Cinta Beda Usia

Cinta Beda Usia
Bab 45


__ADS_3

"Bang bakso 2, 1 pedes yang satu enggak." Ucap Agung sambil menggenggam tangan Mawar.


"Asiap pak." Jawab Bokir tukang bakso.


Tak lama pesanan mereka semua jadi.


"Ini yang pedes dan ini yang sedang." Ucap Bokir.


"Ok makasih mang." Jawab Mawar.


"Sama-sama neng gelis." Ucap Bokir.


Mawar pun langsung makan dengan duduk di sebelah Agung dan Arsyil sementara Linda berada di samping Arsyil.


"Mang tambah satu lagi ya." Ucap Mawar.


"Siap neng." Jawab Bokir.


Mereka bertiga saling menatap.


"Bang, anakmu minta nambah." Ucap Linda lirih


"Hmm." Jawab Agung.


"Ini neng." Ucap Bokir.


"Makasih mang." Jawab Mawar.


"Oke." Ucap Bokir.


Setelah semuanya selesai, Mawar pun minta lagi.
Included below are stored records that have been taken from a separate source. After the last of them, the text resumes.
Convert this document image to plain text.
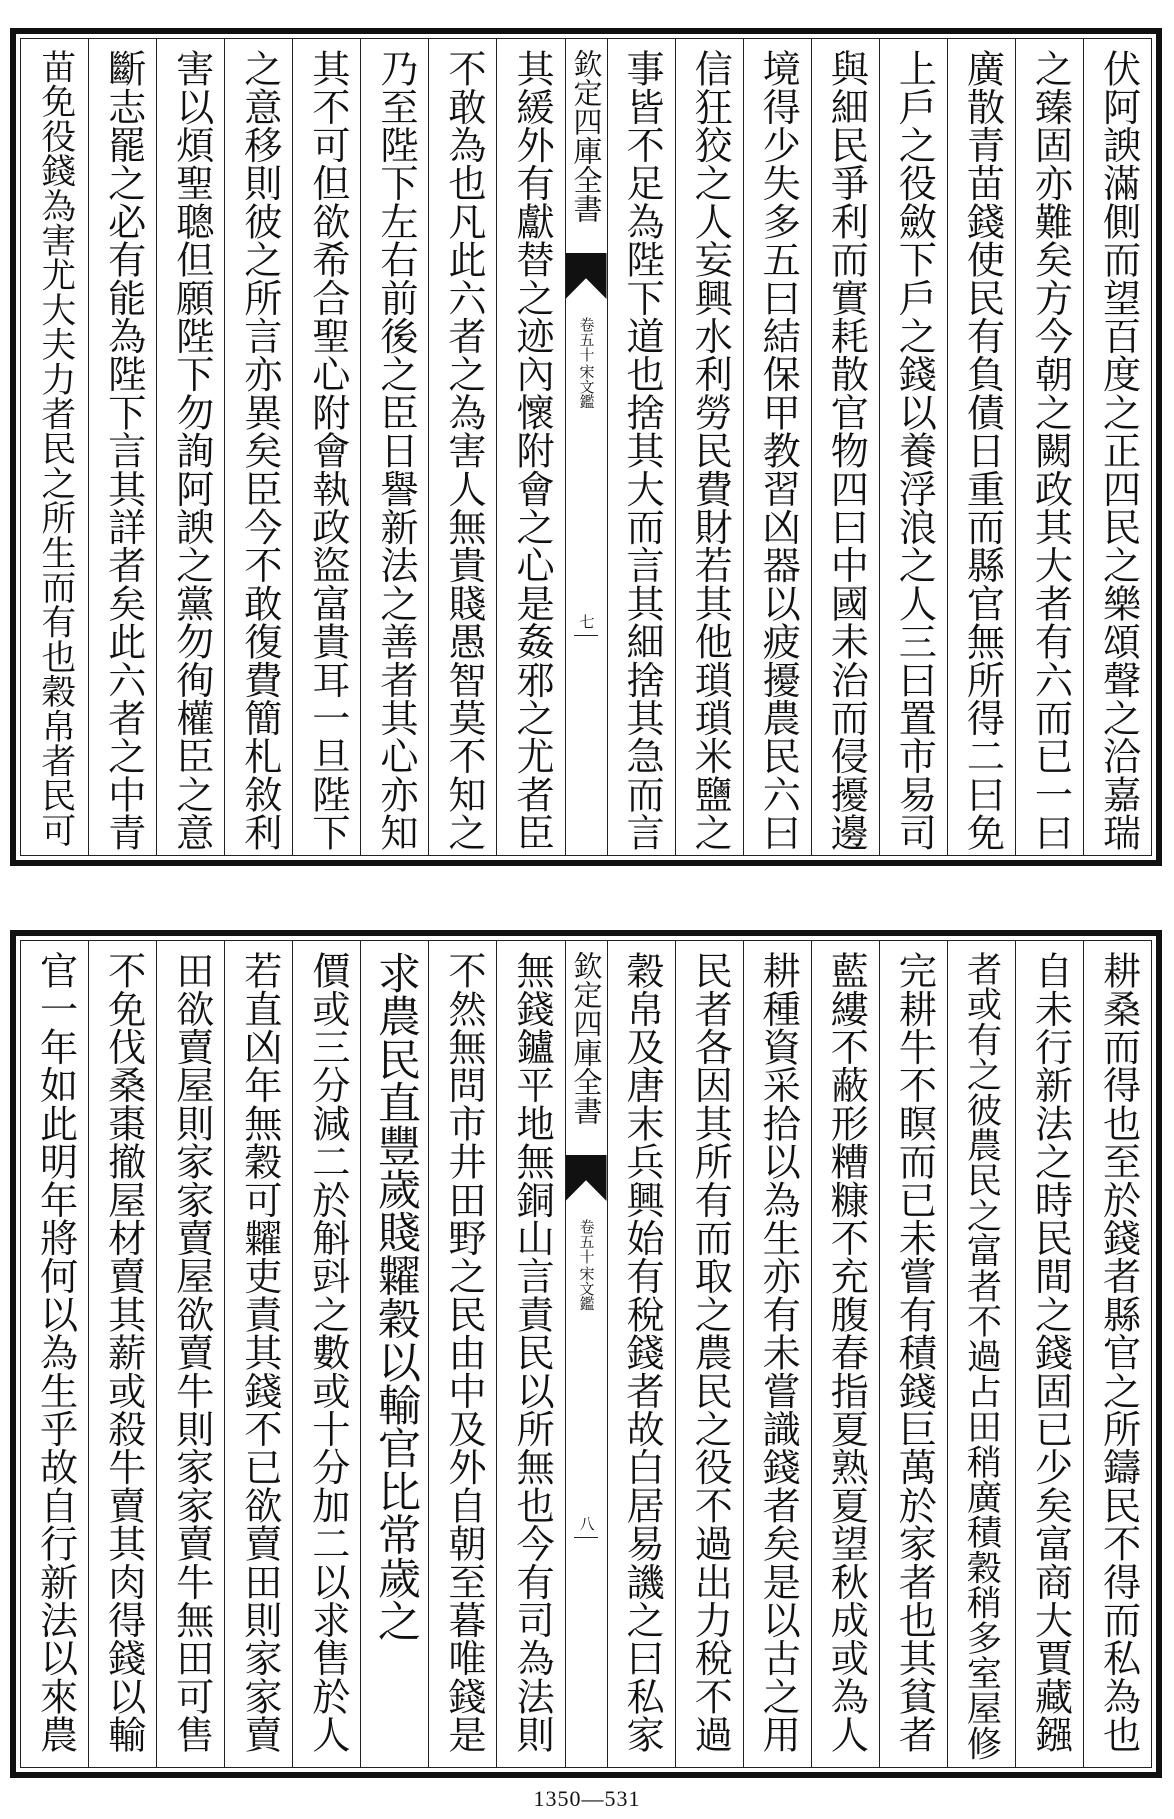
伏阿諛滿側而望百度之正四民之樂頌聲之洽嘉瑞
之臻固亦難矣方今朝之闕政其大者有六而已一曰
廣散青苗錢使民有負債日重而縣官無所得二曰免
上戶之役斂下戶之錢以養浮浪之人三曰置市易司
與細民爭利而實耗散官物四曰中國未治而侵擾邊
境得少失多五曰結保甲教習凶器以疲擾農民六曰
信狂狡之人妄興水利勞民費財若其他瑣瑣米鹽之
事皆不足為陛下道也捨其大而言其細捨其急而言
欽定四庫全書
宋文鑑
卷五十
七
其緩外有獻替之迹內懷附會之心是姦邪之尤者臣
不敢為也凡此六者之為害人無貴賤愚智莫不知之
乃至陛下左右前後之臣日譽新法之善者其心亦知
其不可但欲希合聖心附會執政盜富貴耳一旦陛下
之意移則彼之所言亦異矣臣今不敢復費簡札敘利
害以煩聖聰但願陛下勿詢阿諛之黨勿徇權臣之意
斷志罷之必有能為陛下言其詳者矣此六者之中青
苗免役錢為害尤大夫力者民之所生而有也穀帛者民可
耕桑而得也至於錢者縣官之所鑄民不得而私為也
自未行新法之時民間之錢固已少矣富商大賈藏鏹
者或有之彼農民之富者不過占田稍廣積穀稍多室屋修
完耕牛不瞑而已未嘗有積錢巨萬於家者也其貧者
藍縷不蔽形糟糠不充腹春指夏熟夏望秋成或為人
耕種資采拾以為生亦有未嘗識錢者矣是以古之用
民者各因其所有而取之農民之役不過出力稅不過
穀帛及唐末兵興始有稅錢者故白居易譏之曰私家
欽定四庫全書
宋文鑑
卷五十
八
無錢鑪平地無銅山言責民以所無也今有司為法則
不然無問市井田野之民由中及外自朝至暮唯錢是
求農民直豐歲賤糶穀以輸官比常歲之
價或三分減二於斛㪷之數或十分加二以求售於人
若直凶年無穀可糶吏責其錢不已欲賣田則家家賣
田欲賣屋則家家賣屋欲賣牛則家家賣牛無田可售
不免伐桑棗撤屋材賣其薪或殺牛賣其肉得錢以輸
官一年如此明年將何以為生乎故自行新法以來農
1350—531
"Sayang nanti lagi dong, sakit nanti perutmu." Ucap Agung menasehati.


"Di bungkus bi, buat makan nanti." Jawab Mawar sambil tersenyum.


"Ya sudah." Ucap Agung mengalah.


"Makasih." Jawab Mawar lalu beranjak pergi.


"Ya." Jawabnya.


"Busyet bang, tumben kakak ipar makan banyak ?" Tanya Arsyil dan Linda.
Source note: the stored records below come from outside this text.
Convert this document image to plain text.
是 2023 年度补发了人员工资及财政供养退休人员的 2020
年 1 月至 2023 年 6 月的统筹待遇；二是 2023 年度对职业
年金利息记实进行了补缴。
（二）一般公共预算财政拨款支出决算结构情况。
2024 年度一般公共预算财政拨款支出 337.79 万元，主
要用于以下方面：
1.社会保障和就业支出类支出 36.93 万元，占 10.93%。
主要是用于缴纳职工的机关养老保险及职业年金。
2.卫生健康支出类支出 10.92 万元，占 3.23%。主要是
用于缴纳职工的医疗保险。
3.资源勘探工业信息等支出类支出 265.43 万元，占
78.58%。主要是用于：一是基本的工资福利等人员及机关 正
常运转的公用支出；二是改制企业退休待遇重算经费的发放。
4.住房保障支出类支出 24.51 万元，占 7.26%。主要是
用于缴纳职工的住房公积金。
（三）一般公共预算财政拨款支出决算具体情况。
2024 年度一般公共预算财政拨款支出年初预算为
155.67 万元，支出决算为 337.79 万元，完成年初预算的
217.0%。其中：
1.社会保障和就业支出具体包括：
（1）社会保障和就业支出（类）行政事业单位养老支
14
"Alhamdulillah, sudah lima hari makannya hanya dikit." Jawab Agung.


"Oh pantes." Ucap mereka bersama.


Selesai membayar baksonya, Mawar kembali lagi. Namun tangan kirinya di tarik seseorang. Beruntung dia tak jatuh.


"Astagfirullahhallazim, apa-apaan kamu ini ?" Tanya Mawar terkejut.


Plak..


"Kembalikan suamiku." Ucap Yanti istri Anto.


Mendengar hal itu mereka bertiga langsung berlari mendekati Mawar.


"Suami siapa ?" Tanya Mawar.


"Suamiku." Jawab Yanti.


Plak...Plak..


"Aku enggak tahu suami kamu, kamu main tampar." Jawab Mawar sambil membalas menampar dengan menggunakan sepatu Mawar.


"Akhh." Teriak Yanti.


"Sayang." Panggil Agung lalu memeluk Mawar.


"Ada apa ini ?" Tanya mereka bertiga.


"Dia ini udah merebut lakiku. Lakiku sudah seminggu tak pulang ke rumah. Pasti karena pelakor ini." Jawab Yanti dengan mengangkat telunjuknya ke arah Mawar.


Bugh.


Tendangan keras kaki Mawar tepat mengenai paha Yanti.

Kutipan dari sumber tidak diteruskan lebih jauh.